Total disregard for human nature and the natural rights of life,
liberty, and private property. For
Saint-Simon and the other New Christians, Neo-Catholics, Universal Catholics, etc.,
etc., etc., rights are not inherent in each and every human being, but in
humanity, the abstraction of the collective.
The bottom line? An
abstraction created by man is greater than man created by God, meaning that
collective man is greater than God!
Since God does not merely dictate the natural law but IS the natural law
(“I AM”), this means that man ultimately creates God, and right and wrong are
determined by what the majority want, not what nature reveals. This is the one thing uniting all the various
forms of the democratic religion, whether it remains nominally
Christian or devolves into an esoteric cult such as the Religion of Man,
Universal Catholicism, Theosophy, Ariosophy, or anything else, and whether it
calls itself socialism, modernism, or the New Age.
As a matter of fact, the democratic religion — whatever
you call it specifically — goes by at least as many names and has as many
variations as there are democratic religionists. As Alexis de Tocqueville observed during the
1848 revolution in France shortly after Broad Church adherents and nervous
politicians succeeded in sabotaging the Oxford Movement,
From the 25th of February onwards, a thousand
strange systems came issuing pell-mell from the minds of innovators, and spread
among the troubled minds of the crowd. . . . These theories were of very varied
natures, often opposed and sometimes hostile to one another; but all of them,
aiming lower than the government and striving to reach society itself, on which
government rests, adopted the common name of Socialism.
Socialism will always remain the essential characteristic and
the most redoubtable remembrance of the Revolution of February.
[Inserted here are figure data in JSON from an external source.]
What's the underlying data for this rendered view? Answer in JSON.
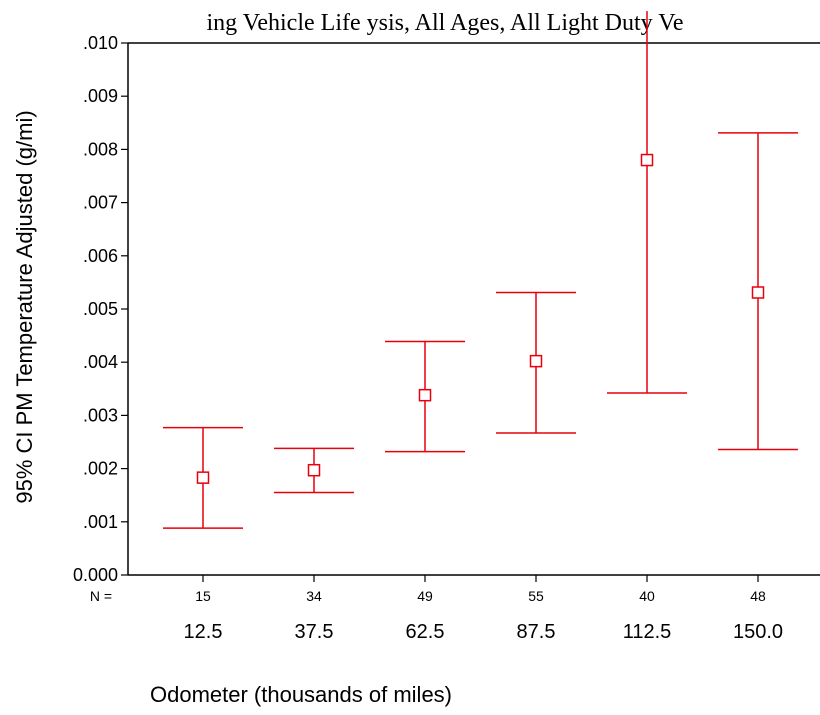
{
  "chart_data": {
    "type": "errorbar",
    "title": "ing Vehicle Life ysis, All Ages, All Light Duty Ve",
    "xlabel": "Odometer (thousands of miles)",
    "ylabel": "95% CI PM Temperature Adjusted (g/mi)",
    "ylim": [
      0.0,
      0.01
    ],
    "yticks": [
      ".010",
      ".009",
      ".008",
      ".007",
      ".006",
      ".005",
      ".004",
      ".003",
      ".002",
      ".001",
      "0.000"
    ],
    "n_prefix": "N =",
    "categories": [
      "12.5",
      "37.5",
      "62.5",
      "87.5",
      "112.5",
      "150.0"
    ],
    "n": [
      "15",
      "34",
      "49",
      "55",
      "40",
      "48"
    ],
    "mean": [
      0.00183,
      0.00197,
      0.00338,
      0.00402,
      0.0078,
      0.00531
    ],
    "lower": [
      0.00088,
      0.00155,
      0.00232,
      0.00267,
      0.00342,
      0.00236
    ],
    "upper": [
      0.00277,
      0.00238,
      0.00439,
      0.00531,
      0.0106,
      0.00831
    ],
    "color": "#e8000b",
    "grid": false
  }
}
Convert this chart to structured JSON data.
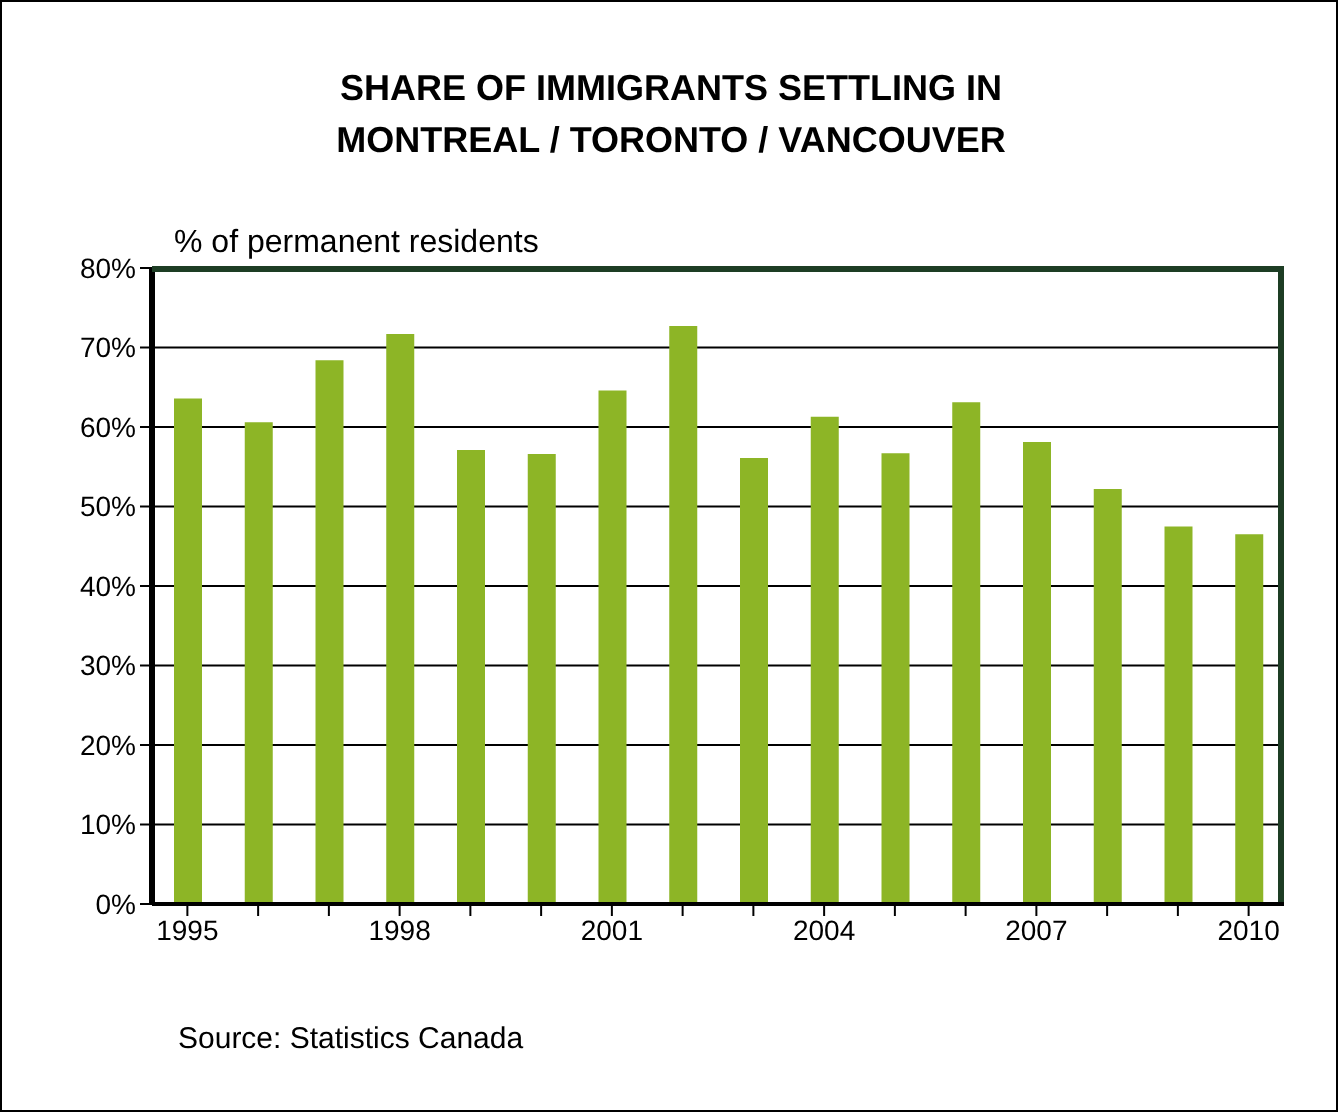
{
  "chart_data": {
    "type": "bar",
    "title": "SHARE OF IMMIGRANTS SETTLING IN\nMONTREAL / TORONTO / VANCOUVER",
    "ylabel": "% of permanent residents",
    "annotations": [
      "Source: Statistics Canada"
    ],
    "categories": [
      "1995",
      null,
      null,
      "1998",
      null,
      null,
      "2001",
      null,
      null,
      "2004",
      null,
      null,
      "2007",
      null,
      null,
      "2010"
    ],
    "values": [
      63.6,
      60.6,
      68.4,
      71.7,
      57.1,
      56.6,
      64.6,
      72.7,
      56.1,
      61.3,
      56.7,
      63.1,
      58.1,
      52.2,
      47.5,
      46.5
    ],
    "color": "#8db526",
    "ylim": [
      0,
      80
    ],
    "yticks": [
      {
        "value": 0,
        "label": "0%"
      },
      {
        "value": 10,
        "label": "10%"
      },
      {
        "value": 20,
        "label": "20%"
      },
      {
        "value": 30,
        "label": "30%"
      },
      {
        "value": 40,
        "label": "40%"
      },
      {
        "value": 50,
        "label": "50%"
      },
      {
        "value": 60,
        "label": "60%"
      },
      {
        "value": 70,
        "label": "70%"
      },
      {
        "value": 80,
        "label": "80%"
      }
    ],
    "grid": "y"
  }
}
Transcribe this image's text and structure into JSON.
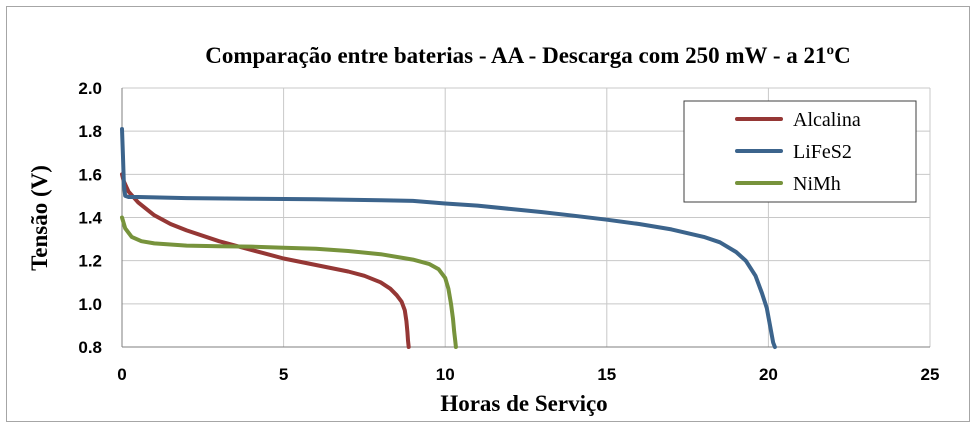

The Republic will only appear to the
on-looker to have come upon the scene as a means not as an end.
(Alexis de Tocqueville, The
Recollections of Alexis de Tocqueville. Cleveland, Ohio: The World
Publishing Company, 1959, 78-79.)
The New Christians had determined that Newman and the
Oxford Movement must be stopped if they were to implement the democratic
religion — although no one could agree on anything except that they wanted
socialism and modernism — and that was to be done by any means necessary.